An English pig farmer at Low Moor Farm sued a hot air balloon company after a low-flying balloon caused 250 of his pigs to stampede into a ditch. The consequences were disastrous, and costly.
In April 2012, one of Go Ballooning’s sightseeing balloons flew low over the farm. The noise of the fire burners terrified the pigs, and the farm’s cattle broke through a fence and fled 200 yards into a nearby ditch. It was a carnage: three pigs died of heart attack, and 140 sows miscarried an estimated number of 800 piglets. The next days, a boar died due to related injuries.
Other than the actual bloodbath, this accident also had dire economic consequences for Low Moor Farm, whose business is based on pigs.
In the lawsuit that ensued, the central issue was to determine the actual height of the balloon when it flew over the farm, as it is against the law for a flying object to float at a height below 1,500 feet.
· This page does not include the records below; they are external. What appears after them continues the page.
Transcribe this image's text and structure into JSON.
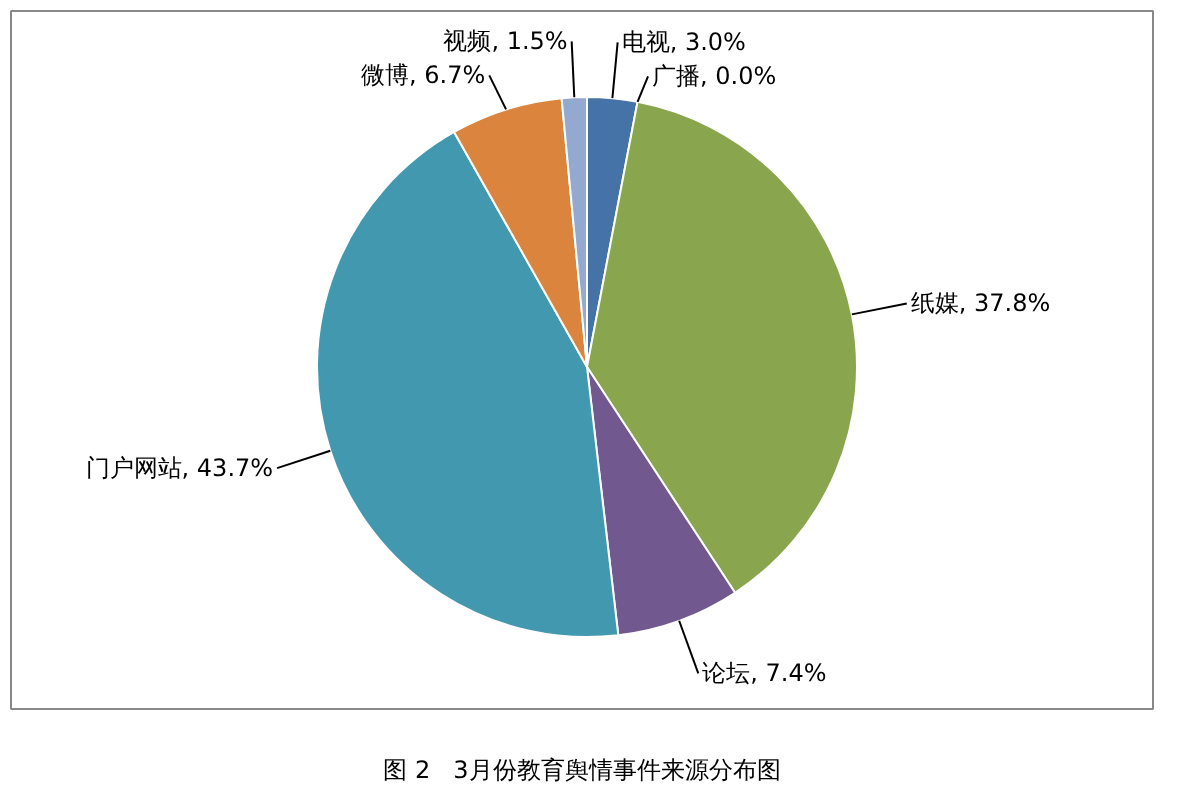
{
  "chart_data": {
    "type": "pie",
    "categories": [
      "电视",
      "广播",
      "纸媒",
      "论坛",
      "门户网站",
      "微博",
      "视频"
    ],
    "values": [
      3.0,
      0.0,
      37.8,
      7.4,
      43.7,
      6.7,
      1.5
    ],
    "value_labels": [
      "3.0%",
      "0.0%",
      "37.8%",
      "7.4%",
      "43.7%",
      "6.7%",
      "1.5%"
    ],
    "colors": [
      "#4572a7",
      "#aa4643",
      "#89a54e",
      "#71588f",
      "#4198af",
      "#db843d",
      "#93a9cf"
    ],
    "annotations": [
      "图 2   3月份教育舆情事件来源分布图"
    ]
  }
}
The first piece of evidence in the case was a photograph that the wife of a nearby’s farmer coincidentally took that day, depicting the balloon flying over the field. The second piece was a laser rangefinder owned by Low Moor farmer Mick Gilbank, which he used to determine the exact height of the trees.
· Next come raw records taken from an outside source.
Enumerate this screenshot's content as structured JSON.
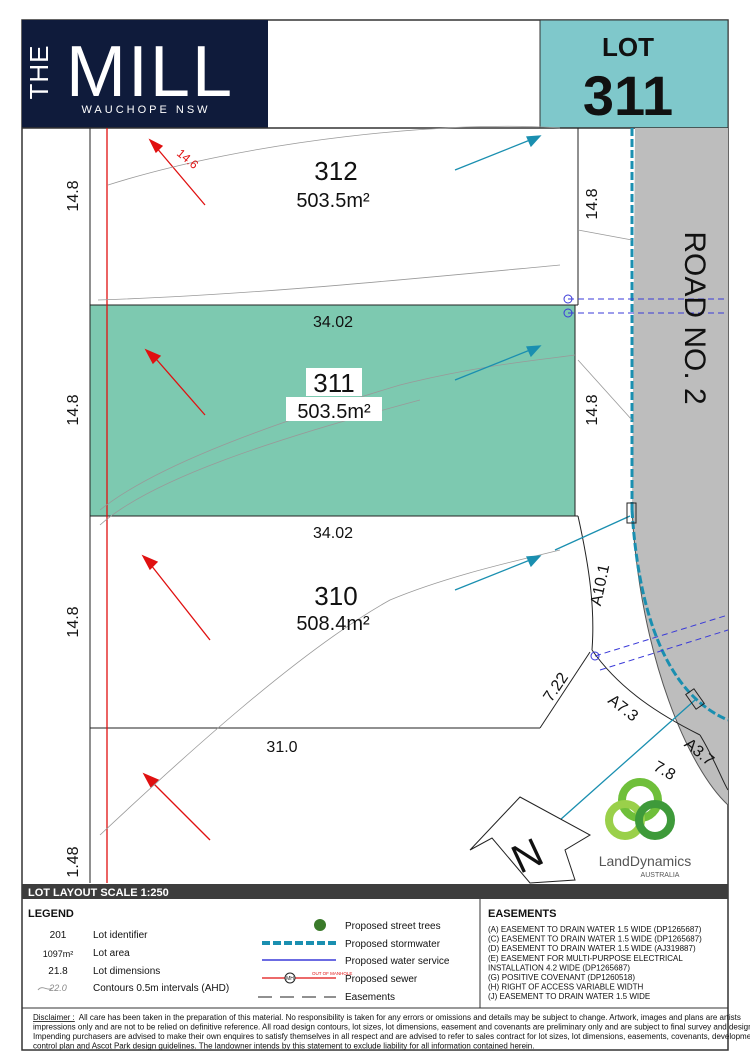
{
  "header": {
    "logo_top": "THE",
    "logo_main": "MILL",
    "logo_sub": "WAUCHOPE NSW",
    "lot_label": "LOT",
    "lot_number": "311"
  },
  "map": {
    "lots": [
      {
        "id": "312",
        "area": "503.5m²"
      },
      {
        "id": "311",
        "area": "503.5m²"
      },
      {
        "id": "310",
        "area": "508.4m²"
      }
    ],
    "dimensions": {
      "left_312": "14.8",
      "left_311": "14.8",
      "left_310": "14.8",
      "left_bottom": "1.48",
      "right_312": "14.8",
      "right_311": "14.8",
      "top_311": "34.02",
      "bottom_311": "34.02",
      "bottom_310": "31.0",
      "arc_1": "A10.1",
      "chord": "7.22",
      "arc_2": "A7.3",
      "arc_3": "A3.7",
      "partial": "7.8",
      "easement": "14.6"
    },
    "road": "ROAD NO. 2",
    "north": "N",
    "company": "LandDynamics",
    "company_sub": "AUSTRALIA"
  },
  "scale_bar": "LOT LAYOUT SCALE 1:250",
  "legend": {
    "title": "LEGEND",
    "items": [
      {
        "sample": "201",
        "label": "Lot identifier"
      },
      {
        "sample": "1097m²",
        "label": "Lot area"
      },
      {
        "sample": "21.8",
        "label": "Lot dimensions"
      },
      {
        "sample": "22.0",
        "label": "Contours 0.5m intervals (AHD)"
      }
    ],
    "symbols": [
      "Proposed street trees",
      "Proposed stormwater",
      "Proposed water service",
      "Proposed sewer",
      "Easements"
    ],
    "sewer_icon": "MH",
    "sewer_note": "OUT OF MANHOLE"
  },
  "easements": {
    "title": "EASEMENTS",
    "items": [
      "(A)   EASEMENT TO DRAIN WATER 1.5 WIDE (DP1265687)",
      "(C)   EASEMENT TO DRAIN WATER 1.5 WIDE (DP1265687)",
      "(D)   EASEMENT TO DRAIN WATER 1.5 WIDE (AJ319887)",
      "(E)   EASEMENT FOR MULTI-PURPOSE ELECTRICAL",
      "        INSTALLATION 4.2 WIDE (DP1265687)",
      "(G)   POSITIVE COVENANT (DP1260518)",
      "(H)   RIGHT OF ACCESS VARIABLE WIDTH",
      "(J)    EASEMENT TO DRAIN WATER 1.5 WIDE"
    ]
  },
  "disclaimer": {
    "label": "Disclaimer :",
    "lines": [
      "All care has been taken in the preparation of this material. No responsibility is taken for any errors or omissions and details may be subject to change. Artwork, images and plans are artists",
      "impressions only and are not to be relied on definitive reference. All road design contours, lot sizes, lot dimensions, easement and covenants are preliminary only and are subject to final survey and design.",
      "Impending purchasers are advised to make their own enquires to satisfy themselves in all respect and are advised to refer to sales contract for lot sizes, lot dimensions, easements, covenants, development",
      "control plan and Ascot Park design guidelines. The landowner intends by this statement to exclude liability for all information contained herein."
    ]
  }
}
Those pieces of evidence, however, did not reveal much—that is, until a mathematician tied everything together, using nothing but trigonometry. Professor Chris Fewster, who works in the Department of Mathematics at the University of York, demonstrated that the balloon had indeed floated as close as 300 mt. (less than 1,000 feet) from the pigs. Using a trigonometric formula which included information such as the length of the balloon, the focal length of the of the camera, and the height of the trees, he first calculated the tilt of the camera and then the distance of the balloon.
Trigonometry proved the farmer right, and GoBalloon had to pay £40,000 in settlement.
“It’s the first time in 20-odd years of practice that I’ve had to use a maths expert,” the prosecuting lawyer told The Daily Mail.